Toward design-based engineering of industrial microbes

Abstract

Engineering industrial microbes has been hampered by incomplete knowledge of cell biology. Thus an iterative engineering cycle of modeling, implementation, and analysis has been used to increase knowledge of the underlying biology while achieving engineering goals. Recent advances in Systems Biology technologies have drastically improved the amount of information that can be collected in each iteration. As well, Synthetic Biology tools are melding modeling and molecular implementation. These advances promise to move microbial engineering from the iterative approach to a design-oriented paradigm, similar to electrical circuits and architectural design. Genome-scale metabolic models, new tools for controlling expression, and integrated -omics analysis are described as key contributors in moving the field toward Design-based Engineering.

Figure 1. Transitioning from iterative to linear design-based engineering of industrial microbes

(a) Iterative engineering - Genome scale models describe the cellular processes under desired condition. These models guide implementation of engineering strategies. These implementations are characterized by –omics and integrated analysis tools, which are used to revise the model and improve predictive capability. (b) Design-based Engineering – Models and implementation tools are reliable enough that the expected outcome is usually achieved, as in civil and electrical engineering. Transitioning from iterative cycle to a linear design-based engineering can be achieved by advance by better modeling and implementation aided by enhanced analysis.

Figure 2. Biological ‘parts’ for controlling synthesis / degradation rates in the central dogma paradigm

Well-characterized biological components are necessary to control DNA, mRNA, and proteins in the cell. These biological components should be fine-tunable, independent of other implementations of the same control scheme, and robust in a variety of circumstances. The left column contains technologies that affect the synthesis rates, and the right column explains biological components that affect the degradation rates. Technologies are discussed in detail in the text. hRNA – Hammerhead RNA.

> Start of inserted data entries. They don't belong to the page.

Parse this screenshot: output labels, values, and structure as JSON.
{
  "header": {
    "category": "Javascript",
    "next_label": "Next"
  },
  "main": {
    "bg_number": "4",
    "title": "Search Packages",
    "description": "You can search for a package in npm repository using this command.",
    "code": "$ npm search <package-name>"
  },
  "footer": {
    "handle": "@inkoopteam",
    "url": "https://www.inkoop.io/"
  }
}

Figure 3. The conceptual work flow of integrated analysis of –omics data to formalize genotype-to-phenotype database

Advances in -omics measurement lead to the accumulation of high throughput -omics data. With systematic and integrative analysis tools, genotype-to-phenotype database are currently being developed under the core modules outlined in this figure. Standardized object models and data formats facilitate the exchange of information between different data systems and are essential for unambiguous transmission of data between computers. A well defined ontology enables the representation of domain-specific knowledge, as well as, the relationship between those domains and leads to powerful database searching. GUIDs solve data integration problems that result from ambiguity in name, or identity, of biological concepts and objects. Standard protocols for web service afford machine-to-machine interaction over the internet and simplify the task of exploring distributed data, forming the basis of the service-oriented architecture (SOA) [44].